Ce dispositif entrera en vigueur à compter de la date de publication du décret d'application qui est actuellement en cours d'examen au cabinet du ministre de la santé.

M. le président. La parole est à M. Didier Boulaud.

M. Didier Boulaud. Ces mesures à venir sont intéressantes, madame la secrétaire d'Etat, et je vous remercie de les avoir détaillées dans votre réponse. Cependant, nous allons être confrontés, en particulier dans l'établissement que je préside, à l'urgence. Demain, un certains nombre de services seront dépourvus de praticiens hospitaliers, et donc contraints à la fermeture.

Vos propos sont encourageants, mais, confrontés à cette carence de praticiens hospitaliers, les hôpitaux font feu de tout bois en recourant à des contrats temporaires en général très coûteux.

Par ailleurs, je relève une contradiction entre la réalité et ce qui nous est proposé. En effet, le ministre de la santé a demandé aux établissements publics de réaliser 850 millions d'euros d'économie. Or l'hôpital de Nevers, mais ce n'est qu'un exemple, se trouve dans l'incapacité de réaliser ces économies, étant obligé de payer des anesthésistes contractuels à des prix défiant toute concurrence. Cette pratique est susceptible de se reproduire dans le cas des urgences et de la pédopsychiatrie. C'est un non-sens !

Comment peut-on dans le même temps nous enjoindre de réaliser des économies et nous obliger, pour assurer la continuité du service, à dépenser, à notre plus grand regret, des sommes très importantes ?

Depuis des années, la situation en Bourgogne est très difficile, malgré quelques rattrapages, hélas insuffisants. L'hôpital de Nevers connaît aujourd'hui un déficit de 10 millions d'euros. Il en sera de même pour six ou sept grands établissements hospitaliers de Bourgogne. Ce n'est donc pas le moment opportun pour nous demander d'économiser 850 millions d'euros.

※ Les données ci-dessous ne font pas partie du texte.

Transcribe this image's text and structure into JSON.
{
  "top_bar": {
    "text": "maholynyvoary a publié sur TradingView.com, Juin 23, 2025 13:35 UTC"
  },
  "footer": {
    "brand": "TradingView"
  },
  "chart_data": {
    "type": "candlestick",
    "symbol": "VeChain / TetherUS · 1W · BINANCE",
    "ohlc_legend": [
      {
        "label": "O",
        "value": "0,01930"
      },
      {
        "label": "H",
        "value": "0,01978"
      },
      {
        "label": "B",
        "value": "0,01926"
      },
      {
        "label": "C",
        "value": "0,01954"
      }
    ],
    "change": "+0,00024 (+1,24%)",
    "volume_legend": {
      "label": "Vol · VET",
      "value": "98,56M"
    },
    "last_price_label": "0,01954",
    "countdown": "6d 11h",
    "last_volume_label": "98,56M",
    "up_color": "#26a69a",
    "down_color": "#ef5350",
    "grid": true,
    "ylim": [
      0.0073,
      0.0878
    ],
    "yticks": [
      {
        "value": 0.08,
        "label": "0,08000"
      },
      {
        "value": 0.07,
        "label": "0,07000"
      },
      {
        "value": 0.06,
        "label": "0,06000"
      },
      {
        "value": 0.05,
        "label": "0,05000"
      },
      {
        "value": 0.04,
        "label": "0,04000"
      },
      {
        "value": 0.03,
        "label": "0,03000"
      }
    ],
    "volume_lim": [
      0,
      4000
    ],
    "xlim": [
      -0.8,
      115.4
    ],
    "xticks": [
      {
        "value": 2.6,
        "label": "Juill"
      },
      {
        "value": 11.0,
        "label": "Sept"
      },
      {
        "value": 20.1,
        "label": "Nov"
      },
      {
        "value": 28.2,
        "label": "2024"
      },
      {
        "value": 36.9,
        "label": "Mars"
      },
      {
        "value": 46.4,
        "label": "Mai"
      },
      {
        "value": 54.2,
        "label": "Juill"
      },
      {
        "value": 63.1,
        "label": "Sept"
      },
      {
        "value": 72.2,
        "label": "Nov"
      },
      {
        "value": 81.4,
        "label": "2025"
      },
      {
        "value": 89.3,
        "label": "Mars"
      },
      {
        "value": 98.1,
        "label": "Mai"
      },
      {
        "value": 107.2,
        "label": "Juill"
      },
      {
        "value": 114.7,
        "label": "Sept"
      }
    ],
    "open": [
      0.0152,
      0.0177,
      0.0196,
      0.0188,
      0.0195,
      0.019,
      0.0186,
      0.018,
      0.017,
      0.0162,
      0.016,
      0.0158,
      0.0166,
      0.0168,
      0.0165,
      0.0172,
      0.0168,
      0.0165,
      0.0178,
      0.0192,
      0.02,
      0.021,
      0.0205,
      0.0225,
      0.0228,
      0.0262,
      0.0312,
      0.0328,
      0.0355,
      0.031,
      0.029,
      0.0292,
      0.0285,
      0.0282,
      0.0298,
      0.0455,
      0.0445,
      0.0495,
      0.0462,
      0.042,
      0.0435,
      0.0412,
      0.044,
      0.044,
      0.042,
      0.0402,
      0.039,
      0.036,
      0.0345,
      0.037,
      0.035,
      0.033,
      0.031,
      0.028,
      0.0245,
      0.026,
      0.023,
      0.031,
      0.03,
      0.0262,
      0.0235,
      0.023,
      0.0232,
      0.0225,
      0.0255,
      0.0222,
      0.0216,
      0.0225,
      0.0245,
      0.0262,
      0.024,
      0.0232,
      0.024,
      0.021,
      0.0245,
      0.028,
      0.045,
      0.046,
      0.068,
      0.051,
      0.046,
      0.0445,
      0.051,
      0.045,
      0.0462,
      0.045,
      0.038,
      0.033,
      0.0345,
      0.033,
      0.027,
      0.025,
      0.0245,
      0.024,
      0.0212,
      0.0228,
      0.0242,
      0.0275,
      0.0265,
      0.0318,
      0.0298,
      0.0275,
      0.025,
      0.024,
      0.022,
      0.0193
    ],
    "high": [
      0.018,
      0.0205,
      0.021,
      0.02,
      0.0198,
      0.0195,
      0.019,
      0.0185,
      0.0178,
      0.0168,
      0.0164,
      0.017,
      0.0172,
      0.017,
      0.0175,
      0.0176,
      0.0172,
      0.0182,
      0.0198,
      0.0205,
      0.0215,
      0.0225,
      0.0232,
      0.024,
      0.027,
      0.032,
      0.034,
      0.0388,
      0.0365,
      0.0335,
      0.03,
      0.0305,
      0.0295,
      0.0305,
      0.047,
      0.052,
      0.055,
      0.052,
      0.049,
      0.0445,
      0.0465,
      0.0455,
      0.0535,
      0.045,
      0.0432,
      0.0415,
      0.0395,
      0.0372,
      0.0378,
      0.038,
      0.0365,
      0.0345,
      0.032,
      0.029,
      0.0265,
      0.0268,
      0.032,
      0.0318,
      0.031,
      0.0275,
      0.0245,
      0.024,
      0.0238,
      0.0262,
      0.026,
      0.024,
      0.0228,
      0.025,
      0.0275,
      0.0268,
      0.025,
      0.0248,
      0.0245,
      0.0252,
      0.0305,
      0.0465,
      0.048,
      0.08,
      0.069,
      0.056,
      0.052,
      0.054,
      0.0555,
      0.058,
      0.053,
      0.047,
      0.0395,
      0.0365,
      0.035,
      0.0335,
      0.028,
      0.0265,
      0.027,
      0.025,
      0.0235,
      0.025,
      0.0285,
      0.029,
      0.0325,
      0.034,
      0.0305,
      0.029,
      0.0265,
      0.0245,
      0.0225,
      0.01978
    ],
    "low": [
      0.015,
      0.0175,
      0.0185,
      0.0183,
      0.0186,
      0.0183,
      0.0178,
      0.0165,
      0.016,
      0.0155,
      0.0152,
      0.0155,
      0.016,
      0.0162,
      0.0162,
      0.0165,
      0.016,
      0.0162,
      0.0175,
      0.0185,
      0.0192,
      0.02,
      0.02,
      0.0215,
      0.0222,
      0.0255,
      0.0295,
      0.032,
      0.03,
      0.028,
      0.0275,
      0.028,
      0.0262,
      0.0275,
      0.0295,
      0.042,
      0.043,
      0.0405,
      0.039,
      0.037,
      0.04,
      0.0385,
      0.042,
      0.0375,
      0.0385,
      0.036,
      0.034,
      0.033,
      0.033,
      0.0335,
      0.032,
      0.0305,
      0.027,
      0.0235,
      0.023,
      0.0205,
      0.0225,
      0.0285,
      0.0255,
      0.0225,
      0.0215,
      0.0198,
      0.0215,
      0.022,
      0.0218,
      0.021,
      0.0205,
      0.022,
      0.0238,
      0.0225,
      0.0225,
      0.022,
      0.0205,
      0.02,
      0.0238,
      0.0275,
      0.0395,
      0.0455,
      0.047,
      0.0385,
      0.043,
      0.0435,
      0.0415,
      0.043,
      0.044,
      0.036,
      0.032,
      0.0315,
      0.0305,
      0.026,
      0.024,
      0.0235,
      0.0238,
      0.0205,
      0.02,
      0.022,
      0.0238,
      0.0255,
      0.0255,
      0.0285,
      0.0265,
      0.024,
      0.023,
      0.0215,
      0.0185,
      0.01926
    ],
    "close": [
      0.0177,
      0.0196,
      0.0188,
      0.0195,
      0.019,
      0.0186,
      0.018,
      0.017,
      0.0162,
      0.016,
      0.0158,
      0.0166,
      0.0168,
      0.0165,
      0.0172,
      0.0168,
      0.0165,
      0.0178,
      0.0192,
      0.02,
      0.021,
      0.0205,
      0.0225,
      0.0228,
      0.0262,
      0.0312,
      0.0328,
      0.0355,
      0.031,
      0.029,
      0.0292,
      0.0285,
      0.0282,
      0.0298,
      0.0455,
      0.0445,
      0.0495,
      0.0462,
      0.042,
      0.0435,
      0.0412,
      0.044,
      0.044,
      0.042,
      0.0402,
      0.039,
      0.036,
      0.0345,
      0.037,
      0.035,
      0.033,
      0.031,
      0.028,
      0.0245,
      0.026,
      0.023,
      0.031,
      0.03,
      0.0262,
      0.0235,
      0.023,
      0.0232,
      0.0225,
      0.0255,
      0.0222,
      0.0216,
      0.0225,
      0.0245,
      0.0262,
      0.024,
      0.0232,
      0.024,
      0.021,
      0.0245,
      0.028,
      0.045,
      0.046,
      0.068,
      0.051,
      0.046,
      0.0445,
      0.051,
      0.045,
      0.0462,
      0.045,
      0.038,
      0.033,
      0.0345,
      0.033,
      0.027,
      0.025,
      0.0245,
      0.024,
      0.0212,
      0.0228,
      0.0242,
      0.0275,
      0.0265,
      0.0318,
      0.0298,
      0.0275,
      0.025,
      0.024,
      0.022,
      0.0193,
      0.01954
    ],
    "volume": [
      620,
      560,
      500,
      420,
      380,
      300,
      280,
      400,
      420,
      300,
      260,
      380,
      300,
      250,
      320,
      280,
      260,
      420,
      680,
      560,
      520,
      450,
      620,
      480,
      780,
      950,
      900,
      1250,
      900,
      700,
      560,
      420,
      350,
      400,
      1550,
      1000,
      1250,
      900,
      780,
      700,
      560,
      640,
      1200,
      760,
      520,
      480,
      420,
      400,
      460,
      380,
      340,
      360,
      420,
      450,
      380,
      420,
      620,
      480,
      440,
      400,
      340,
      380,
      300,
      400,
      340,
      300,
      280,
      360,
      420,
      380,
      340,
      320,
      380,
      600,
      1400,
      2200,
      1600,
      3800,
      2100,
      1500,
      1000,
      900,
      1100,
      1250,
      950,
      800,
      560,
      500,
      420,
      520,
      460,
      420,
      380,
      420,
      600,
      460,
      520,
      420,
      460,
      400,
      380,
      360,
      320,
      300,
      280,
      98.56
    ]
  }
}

Madame la secrétaire d'Etat, vous avez fait allusion, à juste titre, à la nécessité, pour les centres hospitaliers universitaires, de venir en aide aux territoires les plus déshérités. C'est vrai, en particulier, du CHU de Dijon, que l'on aimerait voir déployer ses efforts en direction des hôpitaux périrégionaux. Cela n'est malheureusement pas encore le cas, en dépit de l'importance des effectifs des CHU comparés à leurs besoins. Les doyens ont ici un rôle majeur à jouer.

J'ajoute que notre agence régionale de l'hospitalisation attend encore son directeur. Pour une région comme la nôtre ! Depuis que l'ARH a été mise en place, nous avons vu passer trois directeurs, en coup de vent. Le dernier n'est resté qu'un an et demi, et nous nous retrouvons aujourd'hui sans interlocuteur susceptible de régler ces problèmes.

Je vous remercie encore de votre réponse, madame la secrétaire d'Etat, mais je veux que cette question soit un véritable cri d'alerte, car des services seront probablement fermés.